От моей последней встречи с Ахматовой в Москве и до первой встречи в Комарове 12 страница



Я спросила, как насчет «Венка мертвым».

– Возьмите карандаш, – ответила она. И продиктовала:

 

 

– Что скажет госпожа Книпович? – проговорила она, и, пожимая плечами, произнесла скрипучим голосом. – «Слишком много мертвых и ни одного воскресения».

Я подумала: если на свете возможно какое‑либо воскресение, то вот только такое: «Реквием», «Венок мертвым».

– Слишком много мертвых, – повторила Анна Андреевна уже спокойно, всерьез. И рассказала – со слов одного вернувшегося, – что Чаренц, сидевший в соседней камере, дни и ночи требовал морфия[73]. И добавила:

– Мы все так увлечены цифрами – 18 миллионов, 20 миллионов, – что стали забывать о людях. Даже мы с вами – забыли. О каждом человеке.

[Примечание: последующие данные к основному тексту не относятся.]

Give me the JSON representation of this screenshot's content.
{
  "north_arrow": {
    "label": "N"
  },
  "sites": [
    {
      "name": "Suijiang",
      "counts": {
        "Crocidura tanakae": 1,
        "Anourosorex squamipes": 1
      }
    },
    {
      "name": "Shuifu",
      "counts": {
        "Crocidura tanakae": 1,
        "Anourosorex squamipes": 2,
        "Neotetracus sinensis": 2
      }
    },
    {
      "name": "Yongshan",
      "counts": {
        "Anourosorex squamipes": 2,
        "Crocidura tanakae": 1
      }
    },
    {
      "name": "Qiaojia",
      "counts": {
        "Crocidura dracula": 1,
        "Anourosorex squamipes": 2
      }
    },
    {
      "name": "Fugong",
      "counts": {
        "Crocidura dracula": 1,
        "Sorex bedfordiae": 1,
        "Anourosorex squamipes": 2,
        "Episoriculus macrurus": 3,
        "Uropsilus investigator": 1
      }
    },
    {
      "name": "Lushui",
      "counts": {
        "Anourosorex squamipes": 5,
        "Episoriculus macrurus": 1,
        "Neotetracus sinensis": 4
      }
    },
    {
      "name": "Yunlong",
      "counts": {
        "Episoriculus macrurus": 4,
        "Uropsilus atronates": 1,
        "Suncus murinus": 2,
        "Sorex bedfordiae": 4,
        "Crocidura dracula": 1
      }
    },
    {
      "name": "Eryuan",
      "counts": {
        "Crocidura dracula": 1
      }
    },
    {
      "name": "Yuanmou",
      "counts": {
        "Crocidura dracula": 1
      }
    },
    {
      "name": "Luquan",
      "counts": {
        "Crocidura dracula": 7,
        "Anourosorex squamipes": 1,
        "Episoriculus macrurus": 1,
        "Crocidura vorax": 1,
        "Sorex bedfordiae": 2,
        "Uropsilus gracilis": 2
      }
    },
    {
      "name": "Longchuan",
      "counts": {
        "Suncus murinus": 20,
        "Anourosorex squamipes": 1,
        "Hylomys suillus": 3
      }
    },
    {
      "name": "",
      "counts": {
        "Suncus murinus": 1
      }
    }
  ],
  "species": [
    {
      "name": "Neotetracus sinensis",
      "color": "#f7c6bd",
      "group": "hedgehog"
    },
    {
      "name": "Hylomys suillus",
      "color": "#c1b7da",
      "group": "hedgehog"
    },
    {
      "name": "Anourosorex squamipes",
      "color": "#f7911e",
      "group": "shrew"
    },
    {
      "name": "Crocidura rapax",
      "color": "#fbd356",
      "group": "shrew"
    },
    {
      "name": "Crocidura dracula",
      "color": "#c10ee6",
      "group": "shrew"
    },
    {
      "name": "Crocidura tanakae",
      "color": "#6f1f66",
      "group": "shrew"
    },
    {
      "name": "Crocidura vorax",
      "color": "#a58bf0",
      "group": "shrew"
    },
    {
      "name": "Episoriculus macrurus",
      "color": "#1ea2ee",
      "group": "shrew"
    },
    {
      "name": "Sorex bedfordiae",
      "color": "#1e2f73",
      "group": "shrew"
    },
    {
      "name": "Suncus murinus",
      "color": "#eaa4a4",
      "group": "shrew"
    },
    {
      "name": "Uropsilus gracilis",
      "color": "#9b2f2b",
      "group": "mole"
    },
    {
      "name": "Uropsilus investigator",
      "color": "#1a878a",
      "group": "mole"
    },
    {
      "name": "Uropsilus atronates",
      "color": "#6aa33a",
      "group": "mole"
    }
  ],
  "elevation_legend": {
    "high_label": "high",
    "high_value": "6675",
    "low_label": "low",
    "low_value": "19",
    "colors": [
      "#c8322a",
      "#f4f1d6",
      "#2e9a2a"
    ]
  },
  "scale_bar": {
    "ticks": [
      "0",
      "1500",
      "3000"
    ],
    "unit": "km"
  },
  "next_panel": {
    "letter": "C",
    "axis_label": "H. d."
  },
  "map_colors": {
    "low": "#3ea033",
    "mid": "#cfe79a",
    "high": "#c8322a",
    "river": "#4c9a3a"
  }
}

Да, Лидия Корнеевна, уверяю вас – забыли… А ведь каждый погибал по‑своему.

Мне кажется, я не забываю. Но, быть может, мне это только кажется. Я помню, но мне не дана от Бога та воскрешающая сила, какая дана ей. Даже одна сотая этой силы. Я сказала, что с возмущением прочла когда‑то у Толстого – не помню, где, кажется, в «Круге чтения»: «Лес по дереву не плачет»87. И лесу, по‑моему, следовало бы оплакать каждое дерево, а уж человечеству! не дерево – человека! Слез не хватит? Плакать можно и молча:

 

Магдалина билась и рыдала.

Ученик любимый каменел.

А туда, где молча мать стояла,

Так никто взглянуть и не посмел.

 

Вошла домработница Оля – постлать постель на ночь. Анна Андреевна пересела на стул. Я хотела проститься, но она не позволила. «У меня ничего не болит, Тагор прошел, и спать еще рано».

– Давайте играть так, – предложила она. – Назовите лучших, по‑вашему, поэтов среднего поколения.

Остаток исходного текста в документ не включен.